Homology of acyclic complex and left exact functor

Question

Let $F$ be a left exact functor and $A^\bullet$ be a chain complexes:
$A^\bullet: \cdots \xrightarrow{f^{i-1}} A^i \xrightarrow{f^i} A^{i+1} \xrightarrow{f^{i+1}} A^{i+2} \cdots$.
Moreover, assume that each $A^i$ is $F$-acyclic.
Then, I guess $F(H(A^\bullet)) = H(F(A^\bullet))$. Especially, if $A^\bullet$ is exact than $F(A^\bullet)$ is also exact.
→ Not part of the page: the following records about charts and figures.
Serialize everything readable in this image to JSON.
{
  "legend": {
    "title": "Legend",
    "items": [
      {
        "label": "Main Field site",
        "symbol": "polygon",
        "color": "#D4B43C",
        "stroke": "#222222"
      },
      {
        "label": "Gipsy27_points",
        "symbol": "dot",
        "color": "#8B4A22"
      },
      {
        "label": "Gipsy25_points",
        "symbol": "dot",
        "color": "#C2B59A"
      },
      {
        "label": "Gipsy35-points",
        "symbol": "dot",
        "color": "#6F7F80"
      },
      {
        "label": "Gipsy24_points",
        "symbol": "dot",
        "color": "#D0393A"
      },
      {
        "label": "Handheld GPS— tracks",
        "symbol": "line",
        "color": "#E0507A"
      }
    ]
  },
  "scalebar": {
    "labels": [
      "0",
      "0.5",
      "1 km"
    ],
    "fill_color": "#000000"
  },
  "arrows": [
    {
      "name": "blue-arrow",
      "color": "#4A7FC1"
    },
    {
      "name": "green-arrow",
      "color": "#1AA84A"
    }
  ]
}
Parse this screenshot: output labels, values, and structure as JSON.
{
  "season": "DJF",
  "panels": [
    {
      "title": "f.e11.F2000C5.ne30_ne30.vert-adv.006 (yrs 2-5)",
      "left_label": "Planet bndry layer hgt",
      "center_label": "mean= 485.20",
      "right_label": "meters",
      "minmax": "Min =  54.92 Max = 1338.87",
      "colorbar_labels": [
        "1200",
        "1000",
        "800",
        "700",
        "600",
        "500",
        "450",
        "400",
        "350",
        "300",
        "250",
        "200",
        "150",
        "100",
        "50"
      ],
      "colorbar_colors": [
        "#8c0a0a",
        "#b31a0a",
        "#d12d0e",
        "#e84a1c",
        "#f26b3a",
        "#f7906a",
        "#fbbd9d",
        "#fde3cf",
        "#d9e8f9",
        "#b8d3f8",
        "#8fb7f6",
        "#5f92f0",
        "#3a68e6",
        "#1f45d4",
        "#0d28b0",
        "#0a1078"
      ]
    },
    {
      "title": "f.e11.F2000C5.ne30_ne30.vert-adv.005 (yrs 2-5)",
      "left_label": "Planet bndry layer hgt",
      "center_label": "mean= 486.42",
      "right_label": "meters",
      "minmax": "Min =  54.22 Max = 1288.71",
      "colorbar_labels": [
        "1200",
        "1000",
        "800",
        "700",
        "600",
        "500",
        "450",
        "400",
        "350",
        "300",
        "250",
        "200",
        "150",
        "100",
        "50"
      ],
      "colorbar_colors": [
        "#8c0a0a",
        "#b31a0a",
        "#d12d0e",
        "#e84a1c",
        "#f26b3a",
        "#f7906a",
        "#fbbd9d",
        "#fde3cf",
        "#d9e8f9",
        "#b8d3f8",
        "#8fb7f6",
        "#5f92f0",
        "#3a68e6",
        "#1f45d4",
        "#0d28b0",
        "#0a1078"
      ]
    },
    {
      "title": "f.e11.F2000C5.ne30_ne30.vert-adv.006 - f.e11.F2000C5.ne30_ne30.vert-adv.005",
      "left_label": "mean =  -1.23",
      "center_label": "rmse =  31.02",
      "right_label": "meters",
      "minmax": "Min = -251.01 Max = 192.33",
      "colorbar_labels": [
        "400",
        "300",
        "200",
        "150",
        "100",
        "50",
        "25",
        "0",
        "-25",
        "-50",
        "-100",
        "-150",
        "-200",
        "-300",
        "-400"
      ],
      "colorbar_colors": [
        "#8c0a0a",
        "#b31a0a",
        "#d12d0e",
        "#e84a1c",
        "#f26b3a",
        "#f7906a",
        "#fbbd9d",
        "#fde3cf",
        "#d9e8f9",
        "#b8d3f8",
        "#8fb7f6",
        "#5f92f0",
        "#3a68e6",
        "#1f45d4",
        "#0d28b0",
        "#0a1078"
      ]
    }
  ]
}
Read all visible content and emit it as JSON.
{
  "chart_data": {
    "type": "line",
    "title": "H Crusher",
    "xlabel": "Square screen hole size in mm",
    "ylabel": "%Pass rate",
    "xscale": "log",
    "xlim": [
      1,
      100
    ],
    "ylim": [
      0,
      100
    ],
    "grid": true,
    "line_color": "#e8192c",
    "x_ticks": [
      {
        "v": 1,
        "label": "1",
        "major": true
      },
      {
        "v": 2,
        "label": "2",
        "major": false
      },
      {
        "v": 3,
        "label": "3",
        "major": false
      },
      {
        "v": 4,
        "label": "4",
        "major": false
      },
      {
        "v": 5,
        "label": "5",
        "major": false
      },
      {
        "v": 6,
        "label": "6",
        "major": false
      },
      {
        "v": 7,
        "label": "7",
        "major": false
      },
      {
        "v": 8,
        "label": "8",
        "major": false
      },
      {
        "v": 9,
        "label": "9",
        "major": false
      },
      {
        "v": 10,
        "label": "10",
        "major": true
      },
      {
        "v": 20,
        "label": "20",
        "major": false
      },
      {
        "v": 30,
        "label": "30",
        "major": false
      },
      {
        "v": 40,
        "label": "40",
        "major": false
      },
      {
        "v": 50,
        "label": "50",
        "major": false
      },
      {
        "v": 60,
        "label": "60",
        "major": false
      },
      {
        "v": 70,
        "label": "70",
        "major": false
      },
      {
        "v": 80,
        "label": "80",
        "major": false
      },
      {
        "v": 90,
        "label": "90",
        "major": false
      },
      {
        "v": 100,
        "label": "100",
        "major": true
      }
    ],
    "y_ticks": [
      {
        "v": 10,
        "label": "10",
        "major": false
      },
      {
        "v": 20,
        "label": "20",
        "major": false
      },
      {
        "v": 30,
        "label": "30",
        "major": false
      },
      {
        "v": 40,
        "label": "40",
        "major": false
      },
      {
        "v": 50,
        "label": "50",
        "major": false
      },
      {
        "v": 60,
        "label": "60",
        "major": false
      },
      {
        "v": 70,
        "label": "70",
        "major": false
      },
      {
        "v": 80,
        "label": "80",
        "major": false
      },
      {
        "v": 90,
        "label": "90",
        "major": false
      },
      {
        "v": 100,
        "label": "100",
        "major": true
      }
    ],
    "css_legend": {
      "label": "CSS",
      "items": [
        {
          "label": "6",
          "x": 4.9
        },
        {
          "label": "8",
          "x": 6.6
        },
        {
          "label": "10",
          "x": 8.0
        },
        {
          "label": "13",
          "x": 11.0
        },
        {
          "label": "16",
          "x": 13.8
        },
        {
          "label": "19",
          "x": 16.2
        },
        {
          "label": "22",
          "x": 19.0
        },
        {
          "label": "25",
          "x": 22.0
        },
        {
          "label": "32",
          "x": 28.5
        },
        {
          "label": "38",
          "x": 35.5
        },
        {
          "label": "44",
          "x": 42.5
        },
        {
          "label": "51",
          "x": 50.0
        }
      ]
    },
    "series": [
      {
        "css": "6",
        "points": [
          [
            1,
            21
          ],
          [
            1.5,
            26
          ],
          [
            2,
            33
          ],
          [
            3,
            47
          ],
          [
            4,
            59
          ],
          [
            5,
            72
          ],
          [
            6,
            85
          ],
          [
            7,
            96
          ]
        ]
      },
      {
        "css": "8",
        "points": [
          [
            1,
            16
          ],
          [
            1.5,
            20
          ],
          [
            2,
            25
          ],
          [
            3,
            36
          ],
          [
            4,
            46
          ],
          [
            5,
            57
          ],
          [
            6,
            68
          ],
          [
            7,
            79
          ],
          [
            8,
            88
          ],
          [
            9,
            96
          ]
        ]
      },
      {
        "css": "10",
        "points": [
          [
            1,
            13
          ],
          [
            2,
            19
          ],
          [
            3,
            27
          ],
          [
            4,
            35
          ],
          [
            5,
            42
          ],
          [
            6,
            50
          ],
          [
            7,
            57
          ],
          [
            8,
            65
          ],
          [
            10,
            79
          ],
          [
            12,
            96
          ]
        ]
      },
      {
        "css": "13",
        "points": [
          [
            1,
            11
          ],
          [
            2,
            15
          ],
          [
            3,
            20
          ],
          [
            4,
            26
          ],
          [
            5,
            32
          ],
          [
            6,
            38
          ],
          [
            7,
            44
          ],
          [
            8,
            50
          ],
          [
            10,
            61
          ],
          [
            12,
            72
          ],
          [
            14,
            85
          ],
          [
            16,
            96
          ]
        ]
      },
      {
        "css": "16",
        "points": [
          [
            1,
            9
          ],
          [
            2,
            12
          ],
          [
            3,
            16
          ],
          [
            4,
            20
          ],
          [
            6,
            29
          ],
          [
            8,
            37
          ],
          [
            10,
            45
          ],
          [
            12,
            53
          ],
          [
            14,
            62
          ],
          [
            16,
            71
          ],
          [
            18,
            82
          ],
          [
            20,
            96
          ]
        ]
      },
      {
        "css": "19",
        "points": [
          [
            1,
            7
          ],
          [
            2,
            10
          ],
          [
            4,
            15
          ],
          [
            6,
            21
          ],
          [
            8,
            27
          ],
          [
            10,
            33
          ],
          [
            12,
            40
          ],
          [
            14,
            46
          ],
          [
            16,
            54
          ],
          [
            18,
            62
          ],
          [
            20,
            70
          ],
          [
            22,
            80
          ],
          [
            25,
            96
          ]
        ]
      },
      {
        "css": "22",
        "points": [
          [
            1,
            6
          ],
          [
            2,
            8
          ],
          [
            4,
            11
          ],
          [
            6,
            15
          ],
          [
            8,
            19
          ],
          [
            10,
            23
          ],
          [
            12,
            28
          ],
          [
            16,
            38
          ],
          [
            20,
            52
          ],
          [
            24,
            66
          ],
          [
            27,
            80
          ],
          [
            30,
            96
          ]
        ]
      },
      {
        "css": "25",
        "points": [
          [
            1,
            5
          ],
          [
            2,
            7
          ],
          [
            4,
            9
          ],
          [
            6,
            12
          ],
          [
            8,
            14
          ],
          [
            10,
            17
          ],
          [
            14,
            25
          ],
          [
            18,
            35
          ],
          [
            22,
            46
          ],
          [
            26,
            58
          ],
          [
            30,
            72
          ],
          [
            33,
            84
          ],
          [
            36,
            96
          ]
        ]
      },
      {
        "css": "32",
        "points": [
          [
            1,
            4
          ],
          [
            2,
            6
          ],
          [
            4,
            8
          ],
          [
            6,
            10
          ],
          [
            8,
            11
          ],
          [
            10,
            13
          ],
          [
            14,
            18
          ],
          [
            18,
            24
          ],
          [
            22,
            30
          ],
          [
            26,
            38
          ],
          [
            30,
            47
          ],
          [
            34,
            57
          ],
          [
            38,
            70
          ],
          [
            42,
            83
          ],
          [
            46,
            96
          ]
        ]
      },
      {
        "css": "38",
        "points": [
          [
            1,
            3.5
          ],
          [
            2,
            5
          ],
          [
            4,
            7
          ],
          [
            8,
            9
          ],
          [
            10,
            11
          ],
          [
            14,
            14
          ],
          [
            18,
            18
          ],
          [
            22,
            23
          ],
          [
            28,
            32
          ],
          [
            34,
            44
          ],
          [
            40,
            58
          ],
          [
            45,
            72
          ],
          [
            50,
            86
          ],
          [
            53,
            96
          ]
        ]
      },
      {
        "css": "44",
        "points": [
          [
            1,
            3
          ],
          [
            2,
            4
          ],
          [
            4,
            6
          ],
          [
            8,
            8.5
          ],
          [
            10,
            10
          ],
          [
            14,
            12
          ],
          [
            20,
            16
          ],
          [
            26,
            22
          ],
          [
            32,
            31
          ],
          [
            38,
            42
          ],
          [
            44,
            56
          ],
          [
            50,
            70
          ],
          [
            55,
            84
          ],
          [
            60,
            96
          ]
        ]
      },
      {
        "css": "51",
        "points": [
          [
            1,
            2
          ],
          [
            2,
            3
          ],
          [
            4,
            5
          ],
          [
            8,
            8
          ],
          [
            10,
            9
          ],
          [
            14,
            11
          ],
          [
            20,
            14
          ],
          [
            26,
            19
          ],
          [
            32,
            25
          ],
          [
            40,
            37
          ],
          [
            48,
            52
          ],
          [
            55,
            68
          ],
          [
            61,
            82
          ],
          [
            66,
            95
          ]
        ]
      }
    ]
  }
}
I tried considering the short exact sequence:
$0\rightarrow \mathrm{ker}f^i \rightarrow A^i \rightarrow \mathrm{im} f^i\rightarrow0$
$0\rightarrow\mathrm{im} f^{i-1} \rightarrow \mathrm{ker}f^i \rightarrow H^i(A^\bullet)\rightarrow0 $

Applying $F$:
$0\rightarrow F(\mathrm{ker}(f^i)) \rightarrow F(A^i) \rightarrow F(\mathrm{im} (f^i))\rightarrow$
$0 \rightarrow F(\mathrm{im} (f^{i-1}) \rightarrow F(\mathrm{ker}f^i) \rightarrow F(H^i(A^\bullet))\rightarrow $
If I know $\mathrm{ker}f^i$ is $F$-acyclic, it follows that $\mathrm{im} f^i$ is also $F$-acyclic, so both of these sequence are also right exact. Comparing with the short exact sequence obtained from $F(A^\bullet)$, I will get $F(H(A^\bullet)) = H(F(A^\bullet))$

But I cannot show $\mathrm{ker}f^i$ is $F$-acyclic. Is there some way to fix this?

Answer 1

No this is not true. In fact, let $X$ be any object in your abelian category and $A^\bullet$ a resolution of $X$ by $F$-acyclic (for instance injectives). In particular, you have $H^i(A^\bullet)=0$ for $i>0$ and $H^0(A^\bullet)=X$ (which is by the way $\ker f^0$ and may not be acyclic). On the other hand, $F(A^\bullet)$ is a complex with very interesting cohomology : $H^i(F(A^\bullet))=R^iF(X)$ and this might not be zero for $i>0$. Thus $F(H(A^\bullet))\neq H(F(A^\bullet))$.

On the other hand, if $A^\bullet$ is exact (which was not the case in my previous comment) and bounded below, then this is true and your proof should work fine with an induction (this is where you need bounded below).